His remarks came after Chandrasekhar in a tweet said, "With reference to some alleged CoWIN data breaches reported on social media, CERT-In has immediately responded to the threat and reviewed it."

"A Telegram bot was throwing up CoWIN app details upon entry of phone numbers. The data being accessed by bot from a threat actor database, which seems to have been populated with previously breached/stolen data stolen from the past," the minister said in a tweet.

The minister said that it does not appear that the CoWIN app or database has been directly breached.

The National Data Governance policy has been finalised that will create a common framework of data storage, access and security standards across all of the government," Chandrasekhar said.

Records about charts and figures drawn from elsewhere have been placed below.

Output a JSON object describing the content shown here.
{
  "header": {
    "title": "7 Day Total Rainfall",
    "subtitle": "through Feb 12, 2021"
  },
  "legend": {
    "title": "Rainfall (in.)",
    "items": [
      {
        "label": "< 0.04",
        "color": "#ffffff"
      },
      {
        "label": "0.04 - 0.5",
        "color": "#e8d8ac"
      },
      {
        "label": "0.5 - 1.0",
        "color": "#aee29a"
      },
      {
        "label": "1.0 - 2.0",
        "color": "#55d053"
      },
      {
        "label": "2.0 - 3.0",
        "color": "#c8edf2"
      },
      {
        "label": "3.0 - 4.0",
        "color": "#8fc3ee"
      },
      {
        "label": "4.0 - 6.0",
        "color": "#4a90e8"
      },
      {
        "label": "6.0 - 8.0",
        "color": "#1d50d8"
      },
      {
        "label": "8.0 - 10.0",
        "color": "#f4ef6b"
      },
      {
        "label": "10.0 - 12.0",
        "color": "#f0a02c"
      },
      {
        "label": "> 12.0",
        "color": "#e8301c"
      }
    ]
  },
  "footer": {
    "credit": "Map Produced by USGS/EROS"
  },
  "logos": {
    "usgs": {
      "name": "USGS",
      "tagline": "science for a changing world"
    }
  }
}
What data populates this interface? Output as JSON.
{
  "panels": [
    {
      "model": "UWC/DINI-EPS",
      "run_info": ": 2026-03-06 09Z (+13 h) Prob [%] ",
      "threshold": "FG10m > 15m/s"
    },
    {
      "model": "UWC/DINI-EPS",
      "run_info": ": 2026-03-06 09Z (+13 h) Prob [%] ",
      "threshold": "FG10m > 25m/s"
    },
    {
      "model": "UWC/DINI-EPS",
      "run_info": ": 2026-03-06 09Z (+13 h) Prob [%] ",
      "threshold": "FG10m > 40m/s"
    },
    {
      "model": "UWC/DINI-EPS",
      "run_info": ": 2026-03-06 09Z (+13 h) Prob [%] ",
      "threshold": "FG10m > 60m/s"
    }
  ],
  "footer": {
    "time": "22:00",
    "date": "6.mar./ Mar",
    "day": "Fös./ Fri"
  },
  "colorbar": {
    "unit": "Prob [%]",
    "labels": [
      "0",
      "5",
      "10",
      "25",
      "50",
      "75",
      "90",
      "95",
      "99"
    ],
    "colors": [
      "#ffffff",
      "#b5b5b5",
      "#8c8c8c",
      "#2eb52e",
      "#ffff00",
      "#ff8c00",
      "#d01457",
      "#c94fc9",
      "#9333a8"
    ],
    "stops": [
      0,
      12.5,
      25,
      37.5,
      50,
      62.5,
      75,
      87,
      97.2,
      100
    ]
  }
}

Meanwhile, the Union Ministry of Health and Family Welfare (MoHFW) on Monday dubbed the alleged data breach of Covid-19 vaccine beneficiaries as "mischievous in nature", saying that the CoWIN portal is completely safe with adequate safeguards for data privacy.

The Health Ministry said that it has requested the Indian Computer Emergency Response Team (CERT-In) to look into this issue and submit a report, besides initiating an internal exercise to review the existing security measures of CoWIN.